Bodhisattva Sen

 

Bootstrap in non-standard problems

With the advancement in modern computing facilities, the use of more complicated/intricate statistical procedures are becoming increasingly popular, and usually the complex characterizations of the estimators involved lead to non-standard asymptotic behavior (i.e., estimators converge at rates different from the usual square-root n rate in standard parametric problems and/or have non-Gaussian limit distributions). Developing valid inferential tools (e.g., construction of confidence intervals (CIs), hypothesis tests) in this setup is indeed very challenging. The bootstrap is certainly the most popular inferential tool employed in such problems. But a common feature in a majority of these problems is that the usual “with replacement” bootstrap is not consistent. I have explored bootstrap based inference in non-standard problems in the papers [1, 2, 3, 4].


These papers consider different non-standard problems, characterized by different rates of convergence of the normalized estimator. Although the m-out-of-n bootstrap or subsampling can be used as an alternative to construct CIs in these situations, it is usually observed that a careful and explicit use of the model assumptions can lead to bootstrap procedures that are consistent and have better finite sample performance. Often such model-based bootstrap methods are completely automated (see e.g., [2]), and thus the choice of tuning parameter(s), like the block size (in subsampling and the m-out-of-n bootstrap), can be avoided.

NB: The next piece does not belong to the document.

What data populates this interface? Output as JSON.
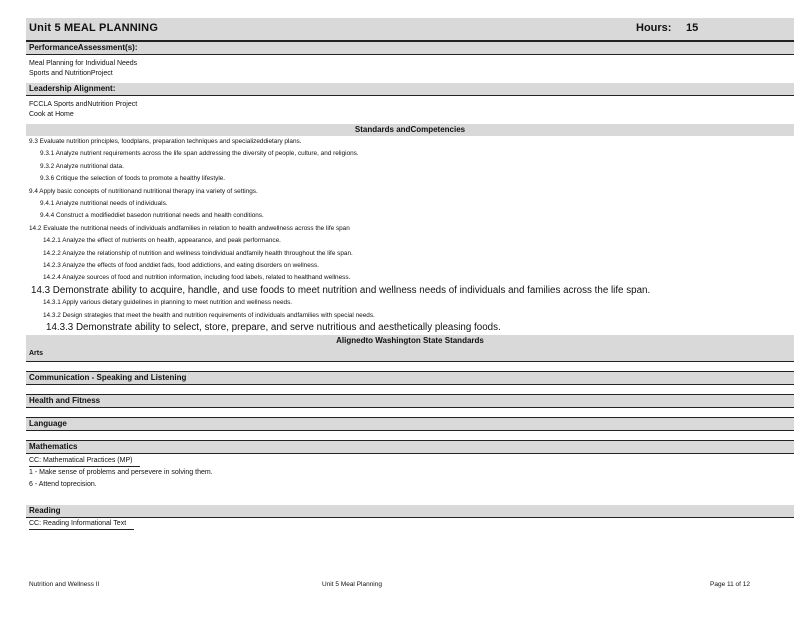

The following papers cover a broad spectrum of non-standard problems: the asymptotic distribution of the estimators vary from normal distributions to complex functionals of Gaussian processes to minimizers of compound Poisson processes (with drifts).



References


  1. 1.Sen, B., Banerjee, M., and Woodroofe, M. (2010). Inconsistency of Bootstrap: the Grenander Estimator. Ann. Statist., 38, 1953-1977.


  1. 2.McKeague, I. and Sen, B. (2010). Fractals with point impact in functional linear regression. Ann. Statist., 38, 2559-2586.


  1. 3.Seijo, E. and Sen, B. (2011). Change point in stochastic design regression and the bootstrap. Ann. Statist., 39, 1580-1607.


  1. 4.Sen, B. and Woodroofe, M. (2011). Bootstrap Confidence Intervals for Isotonic Estimators in a Stereological Problem. Bernoulli (to appear).